At this point the patient (young man in his twenties with young family) was confused, if I describe his condition very loosely. In fact he was out of his mind as that was not something he expected, particularly not after me telling him for the last 2 years that everything is going according to the plan. He was certainly not sure any more who to believe as such strong statements from “expert witness” were supposed to be true. At least that what anyone would expect.
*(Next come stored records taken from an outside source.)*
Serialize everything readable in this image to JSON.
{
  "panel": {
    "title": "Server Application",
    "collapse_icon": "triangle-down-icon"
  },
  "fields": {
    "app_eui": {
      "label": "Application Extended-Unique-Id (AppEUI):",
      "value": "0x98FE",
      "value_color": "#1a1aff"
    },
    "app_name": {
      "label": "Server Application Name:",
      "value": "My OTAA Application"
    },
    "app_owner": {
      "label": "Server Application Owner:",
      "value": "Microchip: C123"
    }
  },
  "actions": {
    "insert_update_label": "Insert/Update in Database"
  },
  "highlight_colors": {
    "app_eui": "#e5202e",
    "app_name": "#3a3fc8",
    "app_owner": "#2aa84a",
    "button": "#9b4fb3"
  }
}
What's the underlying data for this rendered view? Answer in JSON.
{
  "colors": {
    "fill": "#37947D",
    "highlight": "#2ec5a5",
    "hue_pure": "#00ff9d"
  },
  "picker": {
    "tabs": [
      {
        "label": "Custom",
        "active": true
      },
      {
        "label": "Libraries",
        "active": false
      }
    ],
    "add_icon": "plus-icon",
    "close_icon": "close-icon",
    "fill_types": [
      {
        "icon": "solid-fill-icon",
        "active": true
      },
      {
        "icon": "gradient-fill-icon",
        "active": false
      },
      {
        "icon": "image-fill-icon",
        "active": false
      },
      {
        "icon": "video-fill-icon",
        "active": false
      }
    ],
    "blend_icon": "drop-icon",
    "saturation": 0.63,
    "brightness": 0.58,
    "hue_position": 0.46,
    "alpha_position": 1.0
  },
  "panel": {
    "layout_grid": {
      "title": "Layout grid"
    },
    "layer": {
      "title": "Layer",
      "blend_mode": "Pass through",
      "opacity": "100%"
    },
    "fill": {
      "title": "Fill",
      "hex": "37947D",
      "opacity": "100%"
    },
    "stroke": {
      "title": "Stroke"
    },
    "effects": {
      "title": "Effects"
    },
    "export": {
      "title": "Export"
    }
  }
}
It took me more than half an hour to convince him that everything is still as I told him before and that the “expert witness” was probably trying to err on the safe side saying what are the actual possible outcomes (this is not what we see in day to day practice in limb reconstructions). But this is exactly what I would expect from an expert witness with experience in general orthopaedic trauma. Unfortunately there is significant difference in those two specialities and bringing conclusions from general orthopaedic trauma into limb reconstructions is not correct. In fact it cannot be further apart from the truth. Comments like that are not helpful even if they are used in the best interest, they are still affecting patients destroying the trust between treating limb reconstruction surgeon and patient. And this is very likely the worst thing to do. If there is no trust on both sides in these long term treatments you have nothing. If the claims are made just to increase the claimants chances for a successful claim this is in my opinion at least not professional.
Unfortunately this is not an isolated case from my practice. It feels that it is for instructing solicitors to decide who to instruct for what injuries.